The Martha's Vineyard Land Bank, the Felix Neck Wildlife Trust and the Massachusetts Audubon Society closed on a land purchase last week that will protect the last key piece of undeveloped land at Felix Neck.

The three-way purchase marks the end of a successful capital campaign by the Felix Neck Trust and Mass Audubon and also 15 years of up-and-down negotiations to buy the 34-acre property, which runs along the entire length of the entrance road to the sanctuary on the eastern side. The property was the last piece of the estate of the late George Moffett, a Vineyard naturalist who 33 years ago made a gift of the land that became Felix Neck.

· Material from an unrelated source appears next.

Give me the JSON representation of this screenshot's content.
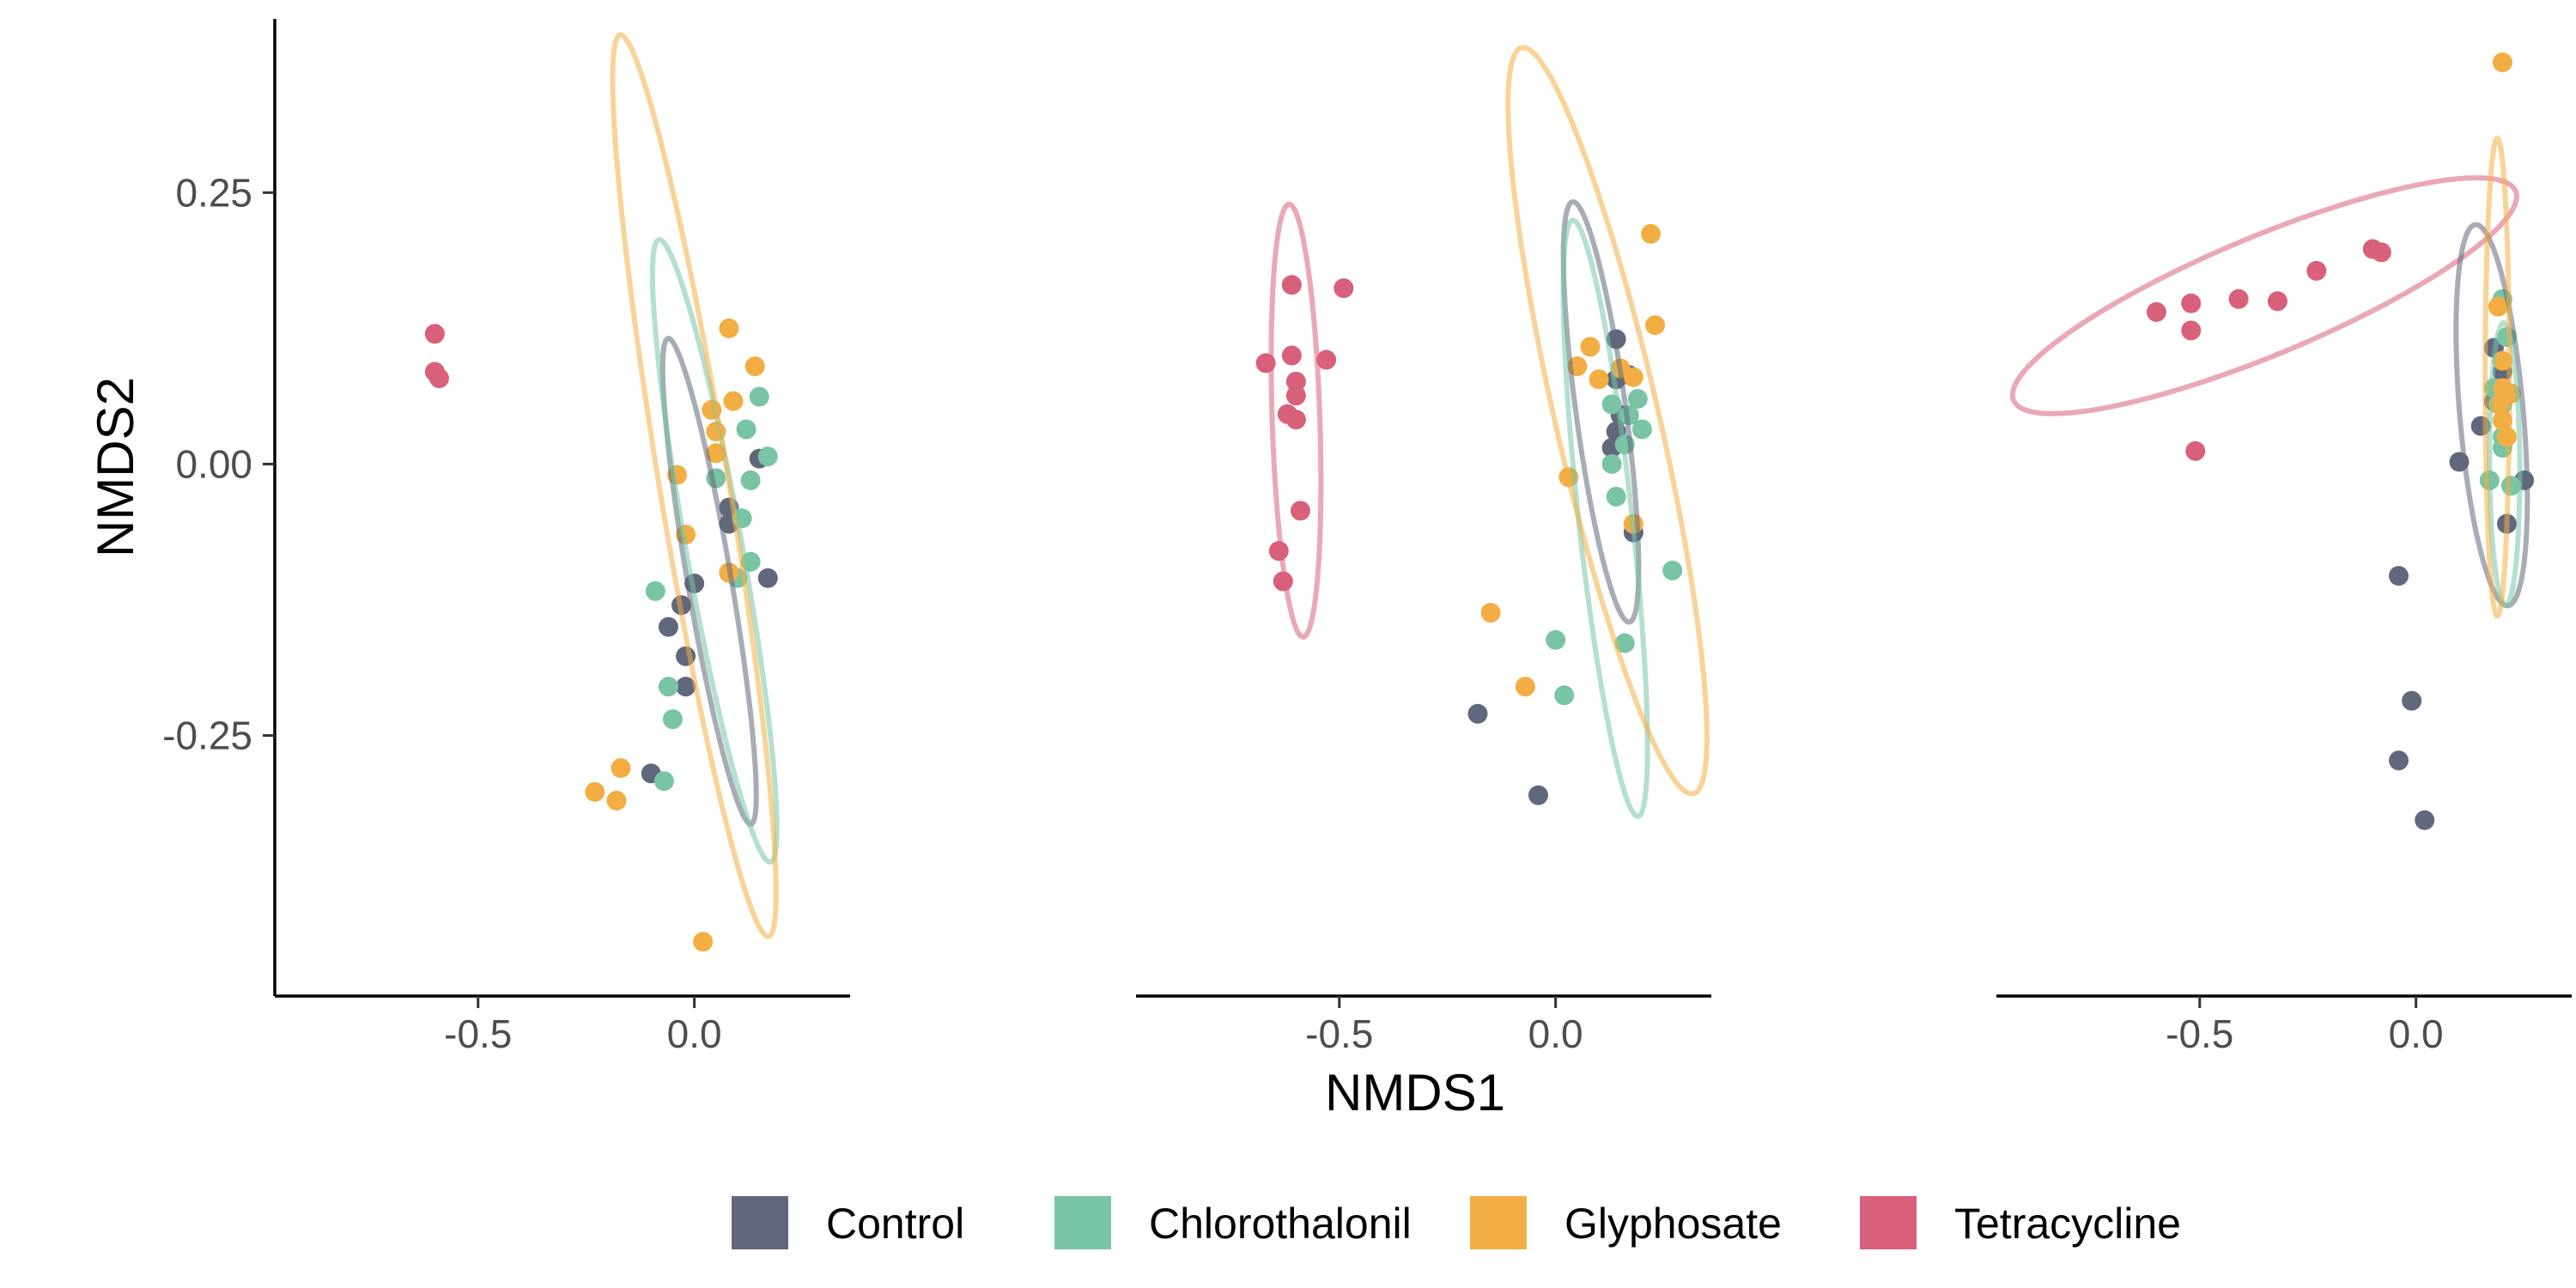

"The great peninsula of Felix Neck is now preserved in its entirety - it is done," said Augustus Ben David 3rd, the longtime executive director of Felix Neck.

One of the oldest wildlife sanctuaries on the Vineyard, Felix Neck is named for the last Native American who lived on the neck of land that fronts Sengekontacket Pond. Founded with a clear mission of environmental education for children, the sanctuary now embraces about 350 acres running from the Edgartown-Vineyard Haven Road to the pond.

Total purchase price of the 34 acres was $2.55 million, including $500,000 from donations. The Edgartown conservation commission donated $300,000 toward the purchase with a gift of money that came from the Sheriff's Meadow Foundation, and $200,000 came from private donations raised between July and December of last year. "We did this with less than a dozen donors and 90 per cent of it with three donors," Mr. Ben David said.

The land bank will contribute just over $2 million to the purchase. The land bank and the town conservation commission will jointly own 25 acres of the land, which will be named the Felix Neck Preserve. Nine acres and a single home will remain in private ownership, but a conservation restriction will be placed on the entire undeveloped portion of the property.

A new walking trail will be established that will begin at the end of The Boulevard in Ocean Heights. The trail will cross the properties owned by all three groups and will come out on the Vineyard Haven Road near the Oak Bluffs town line.

The known history of Felix Neck dates back to the 1600s when the land was farmed by the ancestors of the Smith family, who are still residents of Edgartown today. In 1963 Mr. Moffett, an avid sailor, photographer and conservationist who had begun coming to the Vineyard a couple of years earlier, bought 200 acres of the old farm from Walter Smith Jr. Mr. Smith chose to sell the land to Mr. Moffett instead of a group of developers because he wanted the land to remain as open space.

"This begins with Walter Smith caring about the land - that started this whole thing, and then the other partners came in," Mr. Ben David said.

Meanwhile in 1964, the late Anne Hale and the late Elizabeth Goodale founded the Fern and Feather day camp, a summer natural history camp for children. Felix Neck became the home for Fern and Feather, which endures today for hundreds of Vineyard children, both summer and year-round residents.

In 1969 Mr. Moffett gave 200 acres to Mass Audubon and he later gave nine acres to the Felix Neck Wildlife Trust.

Later the Farm Neck Partners, who developed the Farm Neck Golf Course and surrounding homes, gave 100 acres to the wildlife trust fronting Major's Cove and abutting the Audubon land. In 1982, Mass Audubon took over the management of the sanctuary, although the trust retained ownership of its 100 acres on the pond. The trust and Mass Audubon have continued as partners and stewards of Felix Neck through the years.

Mr. Ben David said this week that the purchase of the last important piece of land at Felix Neck left him in a reflective mood.

"I am in deep thought about all of this and this has been a long time. I have had the privilege of driving in and out of Felix Neck for over three decades. I never thought that the Moffett land was going to end up being in a precarious situation, but things happened that made it so," he said. "Since 1982 we have been living with this - I have spent each day not knowing what was going to happen to that land. And now - too good to be true, hard to believe, what are the words that you use? I wish we had had the Martha's Vineyard Land Bank 30 years ago; the land bank has been a godsend here on this Island. And it's because the property values are so high that the land bank is able to buy land - there are many ironies here, many ironies.

"Now you will forever drive down the Felix Neck Road and you will have that canopy of trees. And maybe you'll see a deer or a box turtle and that plethora of wildlife - that's what this closing did. Felix Neck is giving back to this community, it's giving back tenfold than if that land had been developed as housing."

On Tuesday morning a group of Chilmark kindergarten students romped around Felix Neck on a school field trip, and Mr. Ben David reflected some more.

"That land - it belongs to the Vineyard now, it's for the children. When George Moffett gave the land to Felix Neck that's all he cared about, that was the only mandate he gave me back then.

"George Moffett's legend will now go on."